As-Sarraj membedakan orang beriman dengan ahli makrifat yang telah mencapai pengetahuan khusus tadi. Baginya, hati orang beriman akan merasa tenang dengan mengingat Allah, tetapi orang makrifat ia takkan merasa tenang kecuali jika bersama-Nya. Orang beriman mampu melihat cahaya Allah, sedang makrifat, mampu melihat hakikat Allah. Menurut As-Sarraj, iman itu adalah cahaya, sedangkan makrifat adalah api yang merupakan sumber dari cahaya.

Peneliti sufisme dari Universitas Cambridge, Reynold A Nicholson menyatakan, meskipun pemikiran As-Sarraj sangat terkenal, namun sulit sekali mencari jejak perihal sejarah hidupnya. Konon, ia seorang sufi kelahiran Thus, sebuah kota di timur laut Iran, yang juga merupakan kampung halaman sejumlah tokoh muslim terkemuka, seperti Al-Ghazali, Jabir bin Hayyan, Ferdowsi, hingga Nasiruddin At-Thusi. Ia wafat pada tahun 378 Hijriah di Neyshabur, Iran.

As-Sarraj juga dikenal sebagai sufi pengembara, yang kemudian menulis karya sufistik terkenal, “Al-Luma” . Ia menyatakan bahwa buku itu lahir karena permintaan sahabat yang mendesaknya agar menjawab problematika dunia tasawuf pada masa itu. Pada prinsipnya, ia menegaskan bahwa ajaran tasawuf mengacu dari nash-nash Alquran dan Hadist, bahwa sufi yang sejati adalah mereka yang meneladani jejak-langkah kehidupan Rasul dan para sahabatnya. Menurut Nicholson, kitab “Al-Luma” merupakan karya apologetik (pembelaan) kaum sufi atas tuduhan-tuduhan, bahwa mereka seakan telah keluar dari ajaran Islam.

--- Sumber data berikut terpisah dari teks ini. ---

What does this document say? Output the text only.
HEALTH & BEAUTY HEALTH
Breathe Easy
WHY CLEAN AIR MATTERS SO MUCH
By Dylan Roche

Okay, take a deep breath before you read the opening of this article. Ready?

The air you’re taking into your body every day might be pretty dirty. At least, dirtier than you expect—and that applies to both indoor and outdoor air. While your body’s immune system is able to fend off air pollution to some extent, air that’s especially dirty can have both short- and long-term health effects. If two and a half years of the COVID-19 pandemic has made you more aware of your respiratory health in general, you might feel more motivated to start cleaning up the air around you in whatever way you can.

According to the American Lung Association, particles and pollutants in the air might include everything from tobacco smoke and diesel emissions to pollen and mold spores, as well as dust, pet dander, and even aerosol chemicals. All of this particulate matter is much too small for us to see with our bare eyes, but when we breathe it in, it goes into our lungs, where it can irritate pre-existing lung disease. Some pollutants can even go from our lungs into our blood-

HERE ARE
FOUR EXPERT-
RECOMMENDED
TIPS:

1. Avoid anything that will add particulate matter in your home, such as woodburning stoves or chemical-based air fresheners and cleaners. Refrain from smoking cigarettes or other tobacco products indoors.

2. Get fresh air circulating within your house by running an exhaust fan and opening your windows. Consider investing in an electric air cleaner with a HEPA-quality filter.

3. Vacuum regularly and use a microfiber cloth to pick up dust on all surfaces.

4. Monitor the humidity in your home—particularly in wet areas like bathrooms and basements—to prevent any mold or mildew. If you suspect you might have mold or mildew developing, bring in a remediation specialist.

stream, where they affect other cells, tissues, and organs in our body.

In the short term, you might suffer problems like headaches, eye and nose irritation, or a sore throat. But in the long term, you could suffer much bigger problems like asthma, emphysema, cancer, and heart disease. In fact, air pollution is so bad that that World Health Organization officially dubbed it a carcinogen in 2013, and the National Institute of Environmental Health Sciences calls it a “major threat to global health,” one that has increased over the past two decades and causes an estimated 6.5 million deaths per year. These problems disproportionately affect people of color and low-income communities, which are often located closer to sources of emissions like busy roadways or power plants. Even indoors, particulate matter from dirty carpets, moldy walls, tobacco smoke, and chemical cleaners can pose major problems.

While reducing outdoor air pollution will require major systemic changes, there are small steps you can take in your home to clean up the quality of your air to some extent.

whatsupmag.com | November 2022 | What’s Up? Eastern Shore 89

Baca juga:  Mengenal Sultan Murad IV, Raja Termuda Kedua Sepanjang Sejarah 

Nicholson mengakui sangat mengagumi karya As-Sarraj, yang dinilainya sebagai ensiklopedia tasawuf yang paling awal ditulis dalam sejarah peradaban Islam. Selain bantahan As-Sarraj atas berbagai tuduhan terhadap kaum sufi, ia pun berhasil menunjukkan bahwa tasawuf berakar kuat dari kebesaran ayat-ayat Alquran hingga karya-karya besar para sahabat Nabi. Ia merupakan ilmu esoteris (batiniah), sementara ilmu-ilmu lainnya seperti hadits, fiqih dinilainya sebagai ilmu eksoteris (lahiriah).

Lebih tendensius lagi, As-Sarraj menyatakan bahwa semua ilmu di dunia ini pada akhirnya berujung pada ilmu tasawuf. Sementara ilmu-ilmu lainnya bisa digenggam dan dikuasai oleh tasawuf. “Titik akhir semua ilmu berada dalam ilmu hakikat. Ketika seseorang telah sampai pada ilmu ini, ia akan masuk ke dalam samudera yang tak bertepi, yaitu ilmu rahasia hati, ilmu makrifat, ilmu rahasia nurani, ilmu batin, ilmu tasawuf, ilmu kondisi spiritual, dan perbuatan-perbuatan takwa,” demikian tegas As-Sarraj.

Meskipun sangat menguasai ilmu fiqih, As-Sarraj juga dikenal sebagai salah satu penulis paling otoritatif mengenai doktrin-doktrin kaum sufi. Ia pernah mengutip ayat Alquran (Al-Kahfi: 109): “Katakanlah, kalau sekiranya lautan menjadi tinta untuk (menulis) kalimat-kalimat Tuhanku, sungguh lautan itu akan habis sebelum kalimat-kalimat Tuhanku habis (ditulis), meskipun Kami datangkan lagi tinta sebanyak itu lagi.”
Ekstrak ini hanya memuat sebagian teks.